Who decides what you eat: new report explores what's secretly influencing consumer diets. The way foods are presented and choices framed needs to change to make sustainable healthy diets easy.
A new report “The illusion of choice - Why someone already decided what you will eat for lunch” published today highlights how buying, preparing and consuming food are largely the result of food sector decisions rather than consumer choices. It calls on policy makers to make healthy, more plant-based diets with ‘less and better’ animal products easy for European consumers.
This report coincides with the release of a new "evidence review" by SAPEA, a consortium of independent scientists advising the European Commission, which confirms the strong influences consumers’ eating choices are subjected to.

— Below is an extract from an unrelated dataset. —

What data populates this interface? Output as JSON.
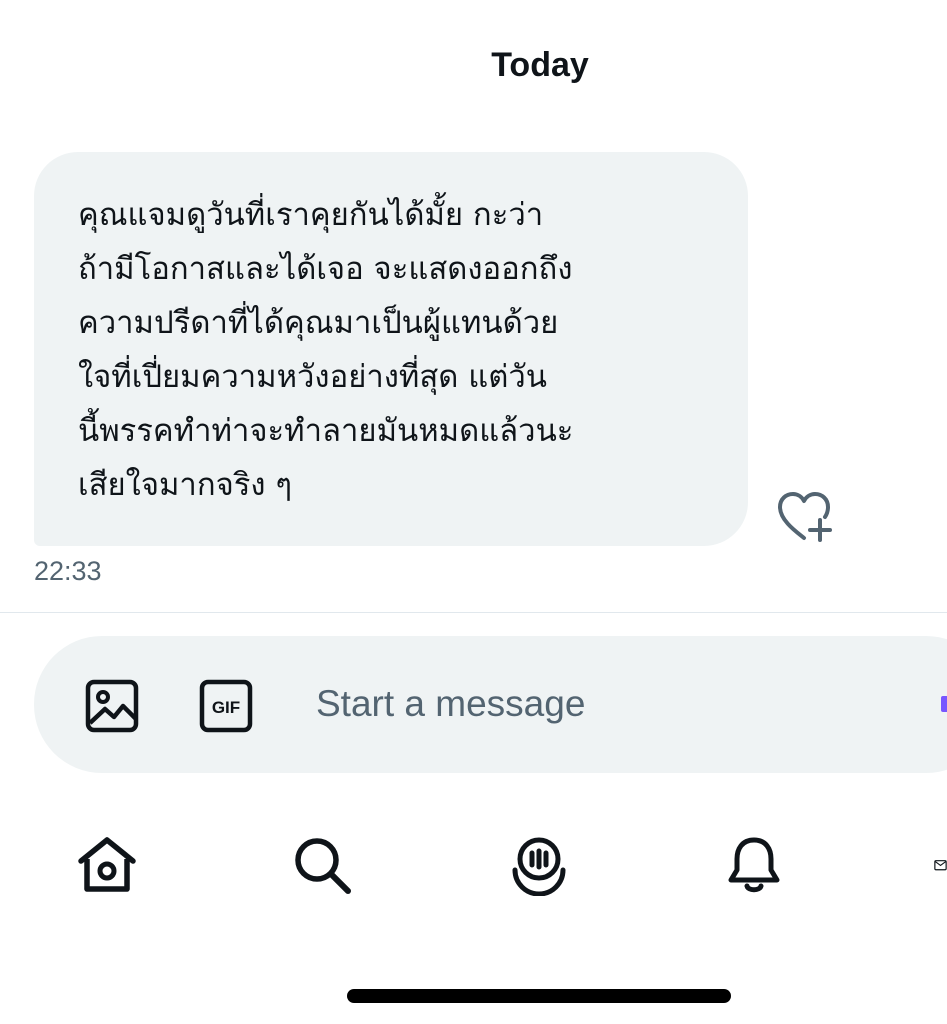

The “food environment” conditions the choices people face – a concept that includes the food sector’s marketing and advertising, promotional offers, food availability and price, and even the spatial layout of shops and supermarkets. Currently, food environments largely push consumers towards unhealthy and unsustainable foods which are the most available, advertised, and often the cheapest options too.
“European citizens want to eat food that ensures animal welfare. However, it is often not the higher welfare or plant-based foods that catch their eye from billboards or supermarket shelves, but unsustainable industrial animal products. This needs to change. EU policymakers must take action to enable consumers to shift to plant-based and higher welfare products.” Reineke Hameleers, Eurogroup for Animals CEO
Monique Goyens, Director General of BEUC, (The European Consumer Organisation), commented:
“Why does it often cost more to buy fruit than a bag of unhealthy snacks? Eating healthily and sustainably should become the regular choice, not the luxury one. Supermarkets must stop offering deals that push us towards food and drink products we need to consume less of, and instead target price promotions to support healthier and greener diets. Governments too need to step in to ensure all consumers can afford buying food that is good for their health and the planet.”
Dr Milka Sokolović, Director General of EPHA, added:
“Our current food environments are designed to maximise nutritionally poor foods, leading to a long list of non-communicable diseases with an increasing incidence and burden to society. Policymakers bear responsibility for reversing this situation in which our food environments make us ill. They must support people in making the healthy and sustainable food choices by making them the default option.”